Trump will have Putin surrendering Crimea in under an hour. Strike that, two Crimea’s. Two portions of land the size of Crimea. Neither will go back to Ukraine, but New-S-A will make a great addition to Eastern Europe.

And later in the season finale, watch Trump lead a heist on the Mexican government to allot funds for the wall. Expect “Oceans 11,” but more offensive. He doesn’t need much. Once the concrete is paid for the man will build the wall himself over the summer of 2017 (ya next summer, non-believers).

So don’t forget to tell your friends as they flee for their respective borders to maybe hang around awhile. At the moment this article is being written, Trump has been president-elect for roughly 21 hours, and I don’t think I’m dead yet.

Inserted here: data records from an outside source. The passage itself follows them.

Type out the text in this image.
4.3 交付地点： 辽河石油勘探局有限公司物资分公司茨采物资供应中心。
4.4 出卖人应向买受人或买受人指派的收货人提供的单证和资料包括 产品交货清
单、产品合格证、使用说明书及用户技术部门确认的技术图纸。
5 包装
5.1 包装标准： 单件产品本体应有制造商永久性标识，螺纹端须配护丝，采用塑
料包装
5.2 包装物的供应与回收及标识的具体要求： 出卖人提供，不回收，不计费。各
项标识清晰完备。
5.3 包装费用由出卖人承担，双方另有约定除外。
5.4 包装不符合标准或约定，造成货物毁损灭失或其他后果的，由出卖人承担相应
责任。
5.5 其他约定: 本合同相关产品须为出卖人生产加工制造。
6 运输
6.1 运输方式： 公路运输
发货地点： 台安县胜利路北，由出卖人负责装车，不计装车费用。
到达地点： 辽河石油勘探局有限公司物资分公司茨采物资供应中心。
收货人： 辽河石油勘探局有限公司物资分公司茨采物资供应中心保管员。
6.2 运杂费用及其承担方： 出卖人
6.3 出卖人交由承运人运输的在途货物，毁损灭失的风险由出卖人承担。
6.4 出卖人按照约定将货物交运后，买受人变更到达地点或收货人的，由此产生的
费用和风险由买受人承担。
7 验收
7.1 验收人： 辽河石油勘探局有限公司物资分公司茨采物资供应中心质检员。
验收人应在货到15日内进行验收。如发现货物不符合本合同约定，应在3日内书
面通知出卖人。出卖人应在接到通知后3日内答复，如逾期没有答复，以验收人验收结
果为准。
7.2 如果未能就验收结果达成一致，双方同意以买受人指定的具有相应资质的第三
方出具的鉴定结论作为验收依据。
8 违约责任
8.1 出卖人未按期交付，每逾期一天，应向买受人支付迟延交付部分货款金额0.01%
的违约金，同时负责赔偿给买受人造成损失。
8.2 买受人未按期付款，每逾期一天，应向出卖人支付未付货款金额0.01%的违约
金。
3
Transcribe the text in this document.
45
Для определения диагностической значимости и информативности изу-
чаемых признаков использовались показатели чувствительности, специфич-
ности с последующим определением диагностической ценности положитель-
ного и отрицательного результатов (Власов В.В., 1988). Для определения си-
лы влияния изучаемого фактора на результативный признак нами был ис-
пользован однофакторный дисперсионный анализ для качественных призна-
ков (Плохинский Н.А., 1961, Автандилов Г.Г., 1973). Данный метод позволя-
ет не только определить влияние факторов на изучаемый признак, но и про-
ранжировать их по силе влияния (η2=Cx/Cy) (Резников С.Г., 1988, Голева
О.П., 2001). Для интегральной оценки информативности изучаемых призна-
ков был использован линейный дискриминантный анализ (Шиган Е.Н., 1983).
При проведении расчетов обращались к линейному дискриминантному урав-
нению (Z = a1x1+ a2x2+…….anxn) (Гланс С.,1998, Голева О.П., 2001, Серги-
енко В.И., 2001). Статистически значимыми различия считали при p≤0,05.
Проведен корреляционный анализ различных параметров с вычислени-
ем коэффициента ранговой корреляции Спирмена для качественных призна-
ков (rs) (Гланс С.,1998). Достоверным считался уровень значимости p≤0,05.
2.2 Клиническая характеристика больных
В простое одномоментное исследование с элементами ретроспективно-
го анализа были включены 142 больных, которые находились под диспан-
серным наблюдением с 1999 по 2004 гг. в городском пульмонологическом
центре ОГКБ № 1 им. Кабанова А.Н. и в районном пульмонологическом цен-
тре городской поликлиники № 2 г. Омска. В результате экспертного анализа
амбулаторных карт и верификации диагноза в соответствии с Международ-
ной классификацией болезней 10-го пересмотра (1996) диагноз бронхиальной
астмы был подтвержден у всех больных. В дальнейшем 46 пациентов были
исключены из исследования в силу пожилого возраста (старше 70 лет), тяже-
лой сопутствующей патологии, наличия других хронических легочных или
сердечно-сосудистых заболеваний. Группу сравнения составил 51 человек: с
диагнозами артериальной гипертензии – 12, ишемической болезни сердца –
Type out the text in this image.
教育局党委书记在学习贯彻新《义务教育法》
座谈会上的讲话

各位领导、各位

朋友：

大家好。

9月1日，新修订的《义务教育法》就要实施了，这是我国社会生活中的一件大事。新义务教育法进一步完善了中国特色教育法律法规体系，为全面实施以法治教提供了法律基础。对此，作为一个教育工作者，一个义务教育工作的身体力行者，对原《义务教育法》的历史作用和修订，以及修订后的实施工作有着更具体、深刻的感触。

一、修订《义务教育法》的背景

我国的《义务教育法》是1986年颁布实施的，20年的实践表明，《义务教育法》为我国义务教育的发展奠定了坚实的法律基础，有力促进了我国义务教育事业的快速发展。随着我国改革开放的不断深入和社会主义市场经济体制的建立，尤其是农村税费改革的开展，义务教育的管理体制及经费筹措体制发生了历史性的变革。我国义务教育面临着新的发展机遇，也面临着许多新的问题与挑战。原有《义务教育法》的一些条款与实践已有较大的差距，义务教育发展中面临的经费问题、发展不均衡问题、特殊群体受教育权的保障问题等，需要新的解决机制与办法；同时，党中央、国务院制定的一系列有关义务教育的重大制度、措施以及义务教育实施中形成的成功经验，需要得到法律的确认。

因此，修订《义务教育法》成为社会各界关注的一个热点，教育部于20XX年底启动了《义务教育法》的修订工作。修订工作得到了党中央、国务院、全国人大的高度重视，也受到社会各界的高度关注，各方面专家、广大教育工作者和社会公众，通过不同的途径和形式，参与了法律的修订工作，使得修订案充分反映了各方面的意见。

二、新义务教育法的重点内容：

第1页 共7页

If we’re screwed, we’re screwed. No helping it now. Might as well laugh a bit and see what direction this country goes.

This year has been a wild ride. We’ve seen the U.K. vote to leave the EU, Cubs won the world series, I got a guy at McDonald’s to give me a whole roll of quarters for laundry, which was pretty sweet, and Donald J. Trump is president-elect of the United States of America.

You can say this world is falling apart, but honestly, it’s pretty crazy to just watch. I’m willing to hope 2017 is even crazier. Maybe Ireland will unite, maybe North Koreans will revolt or maybe Apple releases a mac with half a port and a single non-letter key.

As long as things keep getting shaken up, I can at least sit back with some popcorn.